Back in the early 1990s, Agnes Burns donated a set of glass plate negatives to the Delaware County Historical Association. The images likely were taken by her grandfather, Alexander Burns or her grandmother, Nancy Miller Burns. It's possible her father, John also took these. None of the images are dated, but a couple of clues point to the first decade of the 20th century.
Most of the images were taken on the Burns family farm at the end of Crescent Valley Road and now the home of Mike and Heidi Gogins. Alex was the third generation Burns to have the farm. His grandfather, Moses Burns, was the first settler on the farm, coming at the start of the 19th century. Moses died young. He was 31 when he killed while helping to build a house in Bovina. The farm went to his son John, who, unlike his father, lived to a ripe old age, dying in 1896 at the age of 89.
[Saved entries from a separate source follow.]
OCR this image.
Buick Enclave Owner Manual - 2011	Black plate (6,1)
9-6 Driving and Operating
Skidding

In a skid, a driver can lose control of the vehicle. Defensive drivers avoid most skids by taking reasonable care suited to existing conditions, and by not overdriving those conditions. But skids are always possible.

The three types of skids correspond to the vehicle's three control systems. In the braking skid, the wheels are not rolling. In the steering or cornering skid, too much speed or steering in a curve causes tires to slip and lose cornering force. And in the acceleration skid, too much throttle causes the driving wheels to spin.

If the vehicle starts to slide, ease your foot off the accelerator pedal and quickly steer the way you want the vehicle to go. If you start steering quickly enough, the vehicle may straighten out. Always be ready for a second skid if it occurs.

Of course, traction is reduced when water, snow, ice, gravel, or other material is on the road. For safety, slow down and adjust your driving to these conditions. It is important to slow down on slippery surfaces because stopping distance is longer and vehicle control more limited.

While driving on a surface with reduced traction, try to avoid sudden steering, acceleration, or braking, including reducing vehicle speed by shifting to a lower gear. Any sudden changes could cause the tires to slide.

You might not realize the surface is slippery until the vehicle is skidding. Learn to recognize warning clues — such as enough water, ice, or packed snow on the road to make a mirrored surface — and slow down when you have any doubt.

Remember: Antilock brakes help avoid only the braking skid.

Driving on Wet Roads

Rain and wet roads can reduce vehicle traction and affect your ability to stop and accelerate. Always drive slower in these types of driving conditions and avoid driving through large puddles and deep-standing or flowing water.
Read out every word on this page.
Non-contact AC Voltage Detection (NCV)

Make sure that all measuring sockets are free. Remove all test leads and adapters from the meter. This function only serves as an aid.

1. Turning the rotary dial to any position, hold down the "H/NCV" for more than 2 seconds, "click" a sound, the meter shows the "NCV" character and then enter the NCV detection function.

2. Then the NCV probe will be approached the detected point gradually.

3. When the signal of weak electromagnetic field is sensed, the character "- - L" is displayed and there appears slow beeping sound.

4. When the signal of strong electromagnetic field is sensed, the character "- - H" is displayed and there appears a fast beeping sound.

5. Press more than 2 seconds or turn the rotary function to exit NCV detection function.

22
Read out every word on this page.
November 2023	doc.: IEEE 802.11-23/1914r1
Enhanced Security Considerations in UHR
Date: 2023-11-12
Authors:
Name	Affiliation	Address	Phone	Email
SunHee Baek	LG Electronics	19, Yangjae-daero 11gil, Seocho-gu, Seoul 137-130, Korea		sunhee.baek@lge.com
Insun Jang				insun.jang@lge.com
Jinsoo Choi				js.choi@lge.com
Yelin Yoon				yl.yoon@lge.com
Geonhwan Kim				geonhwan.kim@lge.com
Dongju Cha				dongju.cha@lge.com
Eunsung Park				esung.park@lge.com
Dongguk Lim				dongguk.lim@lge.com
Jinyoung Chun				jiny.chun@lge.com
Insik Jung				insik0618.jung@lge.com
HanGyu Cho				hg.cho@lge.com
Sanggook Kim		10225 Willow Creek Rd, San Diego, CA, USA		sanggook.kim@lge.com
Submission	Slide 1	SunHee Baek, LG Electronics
Some of these images have been shared before in other venues. One of the best known is this shot of Alex and Nancy's daughter, Aggie, feeding various fowl:
|And here are two images of them with a cow. In the lower image, my grandfather told me that they were pretending the cow is a telephone|
|I don't know all the people in this shot, but the gentleman to the left with a pipe in his mouth likely is Alex Burns.|
|Here's the tractor being used to put hay in a silo. Before electricity came to rural areas, farmers in the early 20th century often used tractors to supply power for functions like this.|
The Burns continued to use more traditional methods however, including this horse drawn reaper. That's Alex to the left and his son John sitting on the reaper.